The Lesson Group structured an effective marketing strategy which involved:
» Conducting an in-depth rental survey of comparable rental units to determine the potential up-side, which was a major incentive for interested buyers.
» Maximizing value and broadening buyer exposure by offering the properties for sale individually as well as a portfolio on online commercial real estate marketplaces. This meant that buyers
with targeted alerts for listings that only met one of the portfolio’s characteristics would still learn of the full portfolio.
» Connecting with interested buyers who had purchased similar assets, specifically multifamily portfolios, in a bid to find a buyer who would purchase the portfolio with favorable terms for
the Seller’s 1031 Exchange.
» Working with an active NNN investment team to target upleg investments while simultaneously working on selling the downleg properties.

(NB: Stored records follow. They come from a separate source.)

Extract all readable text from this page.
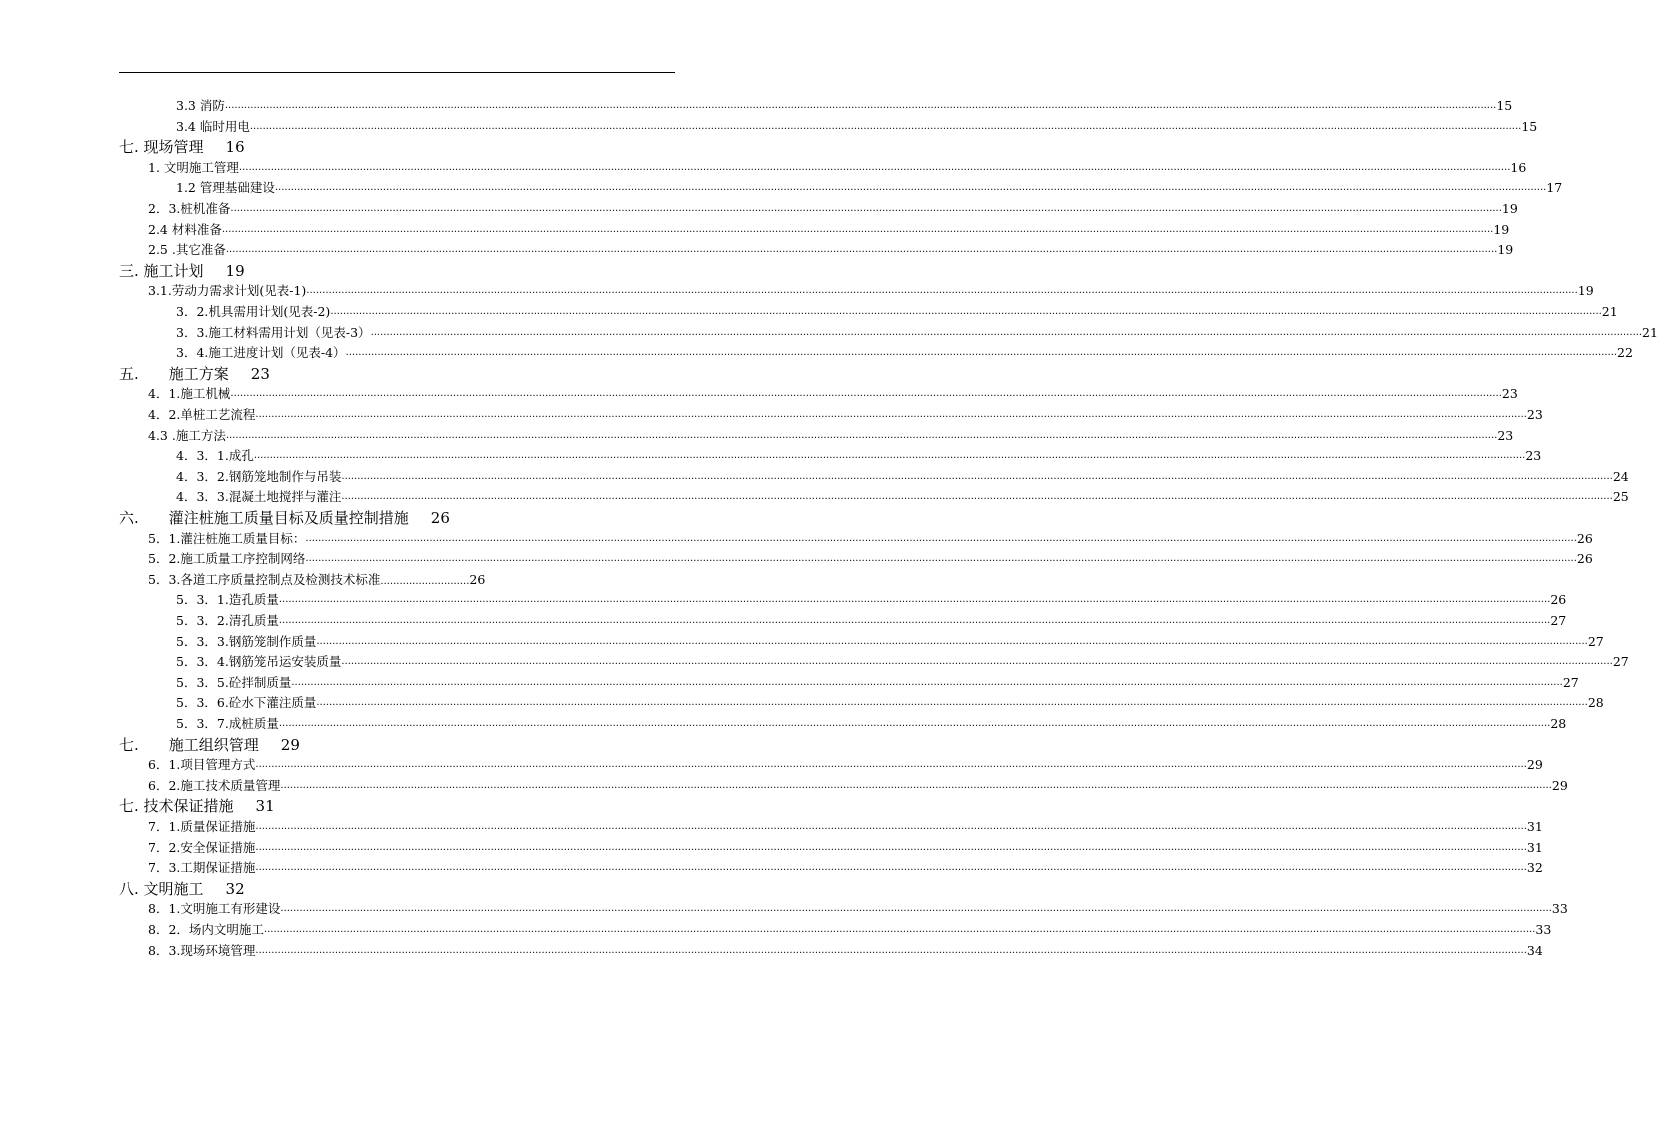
3.3 消防 ................................................................................................................................................................................................................................................................................................................................................................................................................ 15
3.4 临时用电 ................................................................................................................................................................................................................................................................................................................................................................................................................ 15
七. 现场管理 16
1. 文明施工管理 ................................................................................................................................................................................................................................................................................................................................................................................................................ 16
1.2 管理基础建设 ................................................................................................................................................................................................................................................................................................................................................................................................................ 17
2．3.桩机准备 ................................................................................................................................................................................................................................................................................................................................................................................................................ 19
2.4 材料准备 ................................................................................................................................................................................................................................................................................................................................................................................................................ 19
2.5 .其它准备 ................................................................................................................................................................................................................................................................................................................................................................................................................ 19
三. 施工计划 19
3.1.劳动力需求计划(见表-1) ................................................................................................................................................................................................................................................................................................................................................................................................................ 19
3．2.机具需用计划(见表-2) ................................................................................................................................................................................................................................................................................................................................................................................................................ 21
3．3.施工材料需用计划（见表-3） ................................................................................................................................................................................................................................................................................................................................................................................................................ 21
3．4.施工进度计划（见表-4） ................................................................................................................................................................................................................................................................................................................................................................................................................ 22
五. 施工方案 23
4．1.施工机械 ................................................................................................................................................................................................................................................................................................................................................................................................................ 23
4．2.单桩工艺流程 ................................................................................................................................................................................................................................................................................................................................................................................................................ 23
4.3 .施工方法 ................................................................................................................................................................................................................................................................................................................................................................................................................ 23
4．3．1.成孔 ................................................................................................................................................................................................................................................................................................................................................................................................................ 23
4．3．2.钢筋笼地制作与吊装 ................................................................................................................................................................................................................................................................................................................................................................................................................ 24
4．3．3.混凝土地搅拌与灌注 ................................................................................................................................................................................................................................................................................................................................................................................................................ 25
六. 灌注桩施工质量目标及质量控制措施 26
5．1.灌注桩施工质量目标： ................................................................................................................................................................................................................................................................................................................................................................................................................ 26
5．2.施工质量工序控制网络 ................................................................................................................................................................................................................................................................................................................................................................................................................ 26
5．3.各道工序质量控制点及检测技术标准............................26
5．3．1.造孔质量 ................................................................................................................................................................................................................................................................................................................................................................................................................ 26
5．3．2.清孔质量 ................................................................................................................................................................................................................................................................................................................................................................................................................ 27
5．3．3.钢筋笼制作质量 ................................................................................................................................................................................................................................................................................................................................................................................................................ 27
5．3．4.钢筋笼吊运安装质量 ................................................................................................................................................................................................................................................................................................................................................................................................................ 27
5．3．5.砼拌制质量 ................................................................................................................................................................................................................................................................................................................................................................................................................ 27
5．3．6.砼水下灌注质量 ................................................................................................................................................................................................................................................................................................................................................................................................................ 28
5．3．7.成桩质量 ................................................................................................................................................................................................................................................................................................................................................................................................................ 28
七. 施工组织管理 29
6．1.项目管理方式 ................................................................................................................................................................................................................................................................................................................................................................................................................ 29
6．2.施工技术质量管理 ................................................................................................................................................................................................................................................................................................................................................................................................................ 29
七. 技术保证措施 31
7．1.质量保证措施 ................................................................................................................................................................................................................................................................................................................................................................................................................ 31
7．2.安全保证措施 ................................................................................................................................................................................................................................................................................................................................................................................................................ 31
7．3.工期保证措施 ................................................................................................................................................................................................................................................................................................................................................................................................................ 32
八. 文明施工 32
8．1.文明施工有形建设 ................................................................................................................................................................................................................................................................................................................................................................................................................ 33
8．2．场内文明施工 ................................................................................................................................................................................................................................................................................................................................................................................................................ 33
8．3.现场环境管理 ................................................................................................................................................................................................................................................................................................................................................................................................................ 34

Through our efficient marketing strategy, The Leeson Group was able to complete a smooth portfolio transaction. Through our network of trusted buyers, we brought the seller an offer with very favorable terms for 60 of the 70 units in the portfolio. In addition, we generated offers on an individual and portfolio basis which allowed the seller to confidently shop for NNN upleg assets throughout the sale process. This offer activity, generated by our portfolio specific marketing strategy, as well as our partnership with Deltondo Advisory Group (an investment sales team specializing in NNN assets) positioned the seller to sell their four-property portfolio and 1031 Exchange into out-of-state retail investments. This successful exchange increased their cashflow and simultaneously decreased management responsibilities.